A few decades ago, Richard Branson had the audacious plan to disrupt Coca Cola but failed miserably. The brand advantage of Coke was simply too strong to dislodge in consumers’ minds, no matter how much capital was thrown at the new initiative.
A company with a moat so wide that a competitor can’t breach it even if they spend mountains of capital is exactly what you want.
So, what monster stock meets this high hurdle?
Amazon
Amazon is down an astonishing 40% over the past twelve months on fears that inflation will hurt the spending power of consumers and an overall economic slowdown. But take a look at how Amazon has grown year-over-year and you will see a surprising fact.
In 2021, Amazon revenues for the four quarters were as follows:
- Q1: $108 billion
- Q2: $113 billion
- Q3: $110 billion
- Q4: $137 billion
With the stock down 40%, you might assume the past year has been a tough one for Amazon. But the top line paints a different picture.
In 2022, revenues were:
- Q1: $116 billion
- Q2: $121 billion
- Q3: $127 billion
- Q4: $149 billion
Every quarter had year-over-year gains versus 2021. So if the top line grew why did the stock drop?
In a nutshell, net income plunged over the twelve month period. Here are the same figures in 2021 for net income:
- Q1: $8.1 billion
- Q2: $7.7 billion
- Q3: $3.1 billion
- Q4: $14.3 billion
And here they are for 2022:
- Q1: -$3.8 billion
- Q2: -$2.0 billion
- Q3: $2.8 billion
- Q4: $278 million
So, year over year net income plunged from $14.3 billion to $278 million.

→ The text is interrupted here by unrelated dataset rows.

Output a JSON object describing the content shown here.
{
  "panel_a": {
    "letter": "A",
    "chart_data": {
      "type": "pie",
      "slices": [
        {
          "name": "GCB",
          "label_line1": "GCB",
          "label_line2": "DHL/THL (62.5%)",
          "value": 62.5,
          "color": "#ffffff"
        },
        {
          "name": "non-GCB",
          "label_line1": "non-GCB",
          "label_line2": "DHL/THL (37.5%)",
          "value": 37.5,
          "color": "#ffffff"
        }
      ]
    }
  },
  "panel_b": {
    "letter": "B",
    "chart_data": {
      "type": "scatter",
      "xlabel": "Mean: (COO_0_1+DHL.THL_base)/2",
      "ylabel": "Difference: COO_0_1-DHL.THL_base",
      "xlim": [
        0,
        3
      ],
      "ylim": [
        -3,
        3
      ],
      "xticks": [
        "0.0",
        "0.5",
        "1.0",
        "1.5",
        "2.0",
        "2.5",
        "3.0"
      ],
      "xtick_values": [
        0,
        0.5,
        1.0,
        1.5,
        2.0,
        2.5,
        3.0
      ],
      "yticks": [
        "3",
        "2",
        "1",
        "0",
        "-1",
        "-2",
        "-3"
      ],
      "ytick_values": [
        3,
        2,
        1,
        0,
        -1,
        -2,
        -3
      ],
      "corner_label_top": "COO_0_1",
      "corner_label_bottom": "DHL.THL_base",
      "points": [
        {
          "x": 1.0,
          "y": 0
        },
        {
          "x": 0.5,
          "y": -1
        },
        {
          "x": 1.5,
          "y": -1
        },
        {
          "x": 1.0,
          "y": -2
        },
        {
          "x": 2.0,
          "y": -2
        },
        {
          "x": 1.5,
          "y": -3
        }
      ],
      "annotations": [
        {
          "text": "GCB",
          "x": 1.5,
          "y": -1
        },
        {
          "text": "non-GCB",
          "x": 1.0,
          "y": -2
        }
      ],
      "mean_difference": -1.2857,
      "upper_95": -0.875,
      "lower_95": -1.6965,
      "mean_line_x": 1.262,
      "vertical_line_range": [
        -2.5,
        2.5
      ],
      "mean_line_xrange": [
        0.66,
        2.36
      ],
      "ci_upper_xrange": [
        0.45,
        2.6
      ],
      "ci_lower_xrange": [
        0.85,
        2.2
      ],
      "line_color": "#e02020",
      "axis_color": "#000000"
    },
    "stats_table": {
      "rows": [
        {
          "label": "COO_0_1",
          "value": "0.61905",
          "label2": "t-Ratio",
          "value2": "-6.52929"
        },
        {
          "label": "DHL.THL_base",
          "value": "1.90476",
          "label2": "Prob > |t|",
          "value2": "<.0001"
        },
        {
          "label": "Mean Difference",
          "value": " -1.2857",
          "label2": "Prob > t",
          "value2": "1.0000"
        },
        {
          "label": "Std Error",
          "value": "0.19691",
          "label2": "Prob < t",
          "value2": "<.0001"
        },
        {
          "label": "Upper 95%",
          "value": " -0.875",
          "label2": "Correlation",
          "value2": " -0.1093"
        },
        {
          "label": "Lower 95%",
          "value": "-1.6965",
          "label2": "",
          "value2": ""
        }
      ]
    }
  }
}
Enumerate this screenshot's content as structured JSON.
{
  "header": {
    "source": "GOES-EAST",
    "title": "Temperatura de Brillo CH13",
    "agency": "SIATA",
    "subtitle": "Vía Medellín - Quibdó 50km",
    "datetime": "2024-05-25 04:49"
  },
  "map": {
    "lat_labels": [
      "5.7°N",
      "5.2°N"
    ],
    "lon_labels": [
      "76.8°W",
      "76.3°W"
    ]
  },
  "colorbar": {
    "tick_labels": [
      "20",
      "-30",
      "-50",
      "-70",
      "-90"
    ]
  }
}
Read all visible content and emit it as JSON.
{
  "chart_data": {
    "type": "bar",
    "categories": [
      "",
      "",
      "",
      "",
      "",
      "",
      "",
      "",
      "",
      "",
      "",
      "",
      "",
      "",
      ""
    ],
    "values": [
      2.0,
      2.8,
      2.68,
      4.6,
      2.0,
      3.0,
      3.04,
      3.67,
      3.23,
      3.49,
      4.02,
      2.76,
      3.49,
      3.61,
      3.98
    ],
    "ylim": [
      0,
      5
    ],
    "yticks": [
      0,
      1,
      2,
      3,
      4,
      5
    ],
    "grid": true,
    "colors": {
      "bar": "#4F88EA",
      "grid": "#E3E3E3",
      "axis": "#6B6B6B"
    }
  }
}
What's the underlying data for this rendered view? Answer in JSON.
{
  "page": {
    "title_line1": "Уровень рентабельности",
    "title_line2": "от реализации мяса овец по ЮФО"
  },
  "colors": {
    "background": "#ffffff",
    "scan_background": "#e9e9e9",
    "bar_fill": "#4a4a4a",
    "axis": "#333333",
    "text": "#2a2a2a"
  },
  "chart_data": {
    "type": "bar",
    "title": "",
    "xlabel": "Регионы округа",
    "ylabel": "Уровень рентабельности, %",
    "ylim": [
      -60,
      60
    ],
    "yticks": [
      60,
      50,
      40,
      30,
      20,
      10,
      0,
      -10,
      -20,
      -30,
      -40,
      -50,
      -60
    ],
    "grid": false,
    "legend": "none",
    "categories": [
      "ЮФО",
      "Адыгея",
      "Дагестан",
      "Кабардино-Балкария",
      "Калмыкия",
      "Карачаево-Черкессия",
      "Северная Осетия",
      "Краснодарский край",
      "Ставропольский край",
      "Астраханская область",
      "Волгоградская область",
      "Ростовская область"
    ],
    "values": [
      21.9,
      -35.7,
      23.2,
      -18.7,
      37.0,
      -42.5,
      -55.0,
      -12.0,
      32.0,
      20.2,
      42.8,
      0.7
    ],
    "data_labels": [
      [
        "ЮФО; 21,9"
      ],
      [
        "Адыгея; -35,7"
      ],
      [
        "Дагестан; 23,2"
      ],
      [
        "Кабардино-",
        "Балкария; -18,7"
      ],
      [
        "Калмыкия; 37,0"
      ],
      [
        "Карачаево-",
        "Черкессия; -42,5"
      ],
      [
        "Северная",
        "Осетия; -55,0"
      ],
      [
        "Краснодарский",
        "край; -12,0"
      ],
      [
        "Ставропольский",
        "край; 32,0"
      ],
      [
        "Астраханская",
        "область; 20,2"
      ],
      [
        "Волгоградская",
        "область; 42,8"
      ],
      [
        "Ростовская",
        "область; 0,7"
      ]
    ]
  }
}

Perhaps the greatest concern was that the massively profit-generating AWS division top line slowed year over year too from 40% in Q4 2021 to 20% in Q4 2022. That AWS division inflates Amazon’s overall margins versus its low margin e-commerce division, so if it’s on the decline concerns grow that Amazon as a whole will be sledding uphill for some time. But Amazon is aware of the changing tides and has already chopped 18,000 employees to save on costs with another 9,000 due for layoffs.
From a valuation perspective, Amazon is looking attractive now that the share price has been cut so severely. 49 analysts have a consensus target of $137 per share on the stock, which would translate to 42% upside from current levels.
The Amazon Moat
Beyond management’s cost cutting initiatives and the valuation argument, the #1 reason to buy Amazon is its ever-expanding moats. It’s virtually inconceivable to imagine a company disrupting Amazon at this point in e-commerce. There were reportedly 157 million Amazon Prime users in the US in 2022. That means almost every US household has Prime. It’s a near insurmountable challenge for any company to compete at scale with Amazon, which continues to add ever more perks and benefits to Prime members.
And in AWS, any business owner who relies on AWS knows the friction to leaving is sky high. That translates into revenues virtually in perpetuity. As long as the business stays viable, they will stick with AWS. That in turn gives AWS pricing power similar to Apple’s iPhones. Just as consumers cannot give up their phones, business owners who rely on AWS cannot easily switch without incurring enormous friction.
Even without all the optionalities Amazon possesses, these two primary businesses alone will support Amazon for years to come. That makes for a compelling stock to buy for the long-term.